Auch wenn der 26-jährige Aussenverteidiger und frühere Schweizer Nachwuchsnatispieler mittlerweile 15 Länderspiele für den Kosovo bestritten hat, bleibt er der Giel aus dem Emmental, der beim FC Langnau mit dem Fussball begonnen hat. Über den Thuner und Luzerner Nachwuchs kam er zu YB und wurde Stammspieler. Als dann aber 2016 Bundesligaaufsteiger Ingolstadt anklopfte, hielt es den damals 22-Jährigen nicht mehr in Bern. Doch nach dem Abstieg wollte er nicht mehr in Deutschland bleiben, und die Offerte von Premier-League-Aufsteiger Huddersfield Town kam ihm gerade recht. Ja, Haderjonaj brachte es auf 47 Spiele in der höchsten Liga Englands, aber nach dem Abstieg gefiel es ihm in der Championship nicht mal mehr halb so gut. So konnte er nicht nein sagen, als Kasimpasa aus der türkischen Süper Lig rief. Dort ist er Stammspieler und sein Klub derzeit nicht in Abstiegsgefahr.
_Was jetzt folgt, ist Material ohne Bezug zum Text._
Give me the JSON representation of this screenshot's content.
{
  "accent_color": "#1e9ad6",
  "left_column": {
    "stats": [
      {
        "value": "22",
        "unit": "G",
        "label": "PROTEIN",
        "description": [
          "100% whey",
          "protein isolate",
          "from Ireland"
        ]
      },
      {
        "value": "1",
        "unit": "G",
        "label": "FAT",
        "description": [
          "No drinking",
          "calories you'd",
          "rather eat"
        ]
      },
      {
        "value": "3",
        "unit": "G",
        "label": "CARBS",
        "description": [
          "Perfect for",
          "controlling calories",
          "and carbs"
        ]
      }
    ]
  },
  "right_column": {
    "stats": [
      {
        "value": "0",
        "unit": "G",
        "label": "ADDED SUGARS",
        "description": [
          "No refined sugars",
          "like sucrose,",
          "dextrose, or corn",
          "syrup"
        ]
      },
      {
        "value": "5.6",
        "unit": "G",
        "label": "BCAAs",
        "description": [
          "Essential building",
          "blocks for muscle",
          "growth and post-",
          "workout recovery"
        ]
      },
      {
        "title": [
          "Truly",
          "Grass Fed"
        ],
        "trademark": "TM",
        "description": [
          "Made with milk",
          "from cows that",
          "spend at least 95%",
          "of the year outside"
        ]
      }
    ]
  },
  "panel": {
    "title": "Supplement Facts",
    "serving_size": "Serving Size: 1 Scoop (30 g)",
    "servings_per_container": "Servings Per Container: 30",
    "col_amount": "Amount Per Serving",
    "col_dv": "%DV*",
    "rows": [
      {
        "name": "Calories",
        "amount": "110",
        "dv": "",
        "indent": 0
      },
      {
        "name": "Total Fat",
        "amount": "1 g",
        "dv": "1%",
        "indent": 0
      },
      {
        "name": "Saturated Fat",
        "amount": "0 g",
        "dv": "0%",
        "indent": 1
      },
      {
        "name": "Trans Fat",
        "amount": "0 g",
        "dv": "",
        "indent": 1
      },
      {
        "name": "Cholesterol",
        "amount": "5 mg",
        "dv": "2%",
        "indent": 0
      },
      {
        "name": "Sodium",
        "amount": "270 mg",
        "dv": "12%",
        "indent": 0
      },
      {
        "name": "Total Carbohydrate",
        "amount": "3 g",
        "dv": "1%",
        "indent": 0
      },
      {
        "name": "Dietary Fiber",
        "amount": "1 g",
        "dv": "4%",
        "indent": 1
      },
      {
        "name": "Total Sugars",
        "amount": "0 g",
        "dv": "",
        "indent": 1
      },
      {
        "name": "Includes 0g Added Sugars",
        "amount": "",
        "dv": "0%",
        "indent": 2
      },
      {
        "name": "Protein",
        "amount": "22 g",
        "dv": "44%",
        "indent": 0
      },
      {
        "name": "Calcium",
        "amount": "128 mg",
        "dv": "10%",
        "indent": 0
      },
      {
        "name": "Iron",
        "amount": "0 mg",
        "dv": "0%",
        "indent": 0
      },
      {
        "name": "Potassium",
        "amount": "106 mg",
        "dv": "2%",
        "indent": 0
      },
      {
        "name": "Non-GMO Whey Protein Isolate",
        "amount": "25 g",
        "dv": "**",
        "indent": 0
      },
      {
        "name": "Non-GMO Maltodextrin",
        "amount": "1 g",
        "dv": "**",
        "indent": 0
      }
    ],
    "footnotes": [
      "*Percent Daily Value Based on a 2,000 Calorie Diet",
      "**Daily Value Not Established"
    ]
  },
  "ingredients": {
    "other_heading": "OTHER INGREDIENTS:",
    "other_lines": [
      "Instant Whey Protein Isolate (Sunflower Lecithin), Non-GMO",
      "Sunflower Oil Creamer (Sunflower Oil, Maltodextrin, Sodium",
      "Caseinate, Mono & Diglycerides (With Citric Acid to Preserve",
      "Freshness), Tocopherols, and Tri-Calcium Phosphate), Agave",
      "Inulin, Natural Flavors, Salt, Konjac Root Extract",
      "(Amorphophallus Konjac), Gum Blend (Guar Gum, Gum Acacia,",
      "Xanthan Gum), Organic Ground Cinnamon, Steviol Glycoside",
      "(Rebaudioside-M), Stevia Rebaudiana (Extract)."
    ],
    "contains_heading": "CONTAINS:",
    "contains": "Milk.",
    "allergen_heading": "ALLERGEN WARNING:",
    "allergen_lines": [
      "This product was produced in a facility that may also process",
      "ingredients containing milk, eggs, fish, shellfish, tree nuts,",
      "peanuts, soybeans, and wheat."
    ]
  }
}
Eren Derdiyok hat es nach Usbekistan verschlagen, genauer nach Taschkent. In der Hauptstadt spielt er für Pakhtakor und er besitzt einen Vertrag bis zum 31. Dezember 2021. Geholt hatte ihn Schota Arweladse, der schon früher bei Kasimpasa sein Trainer gewesen war. Wie lange er in Zentralasien bleibt, liess der gebürtige Basler im Gespräch mit CH Media offen. Im Fussball sei schliesslich alles möglich.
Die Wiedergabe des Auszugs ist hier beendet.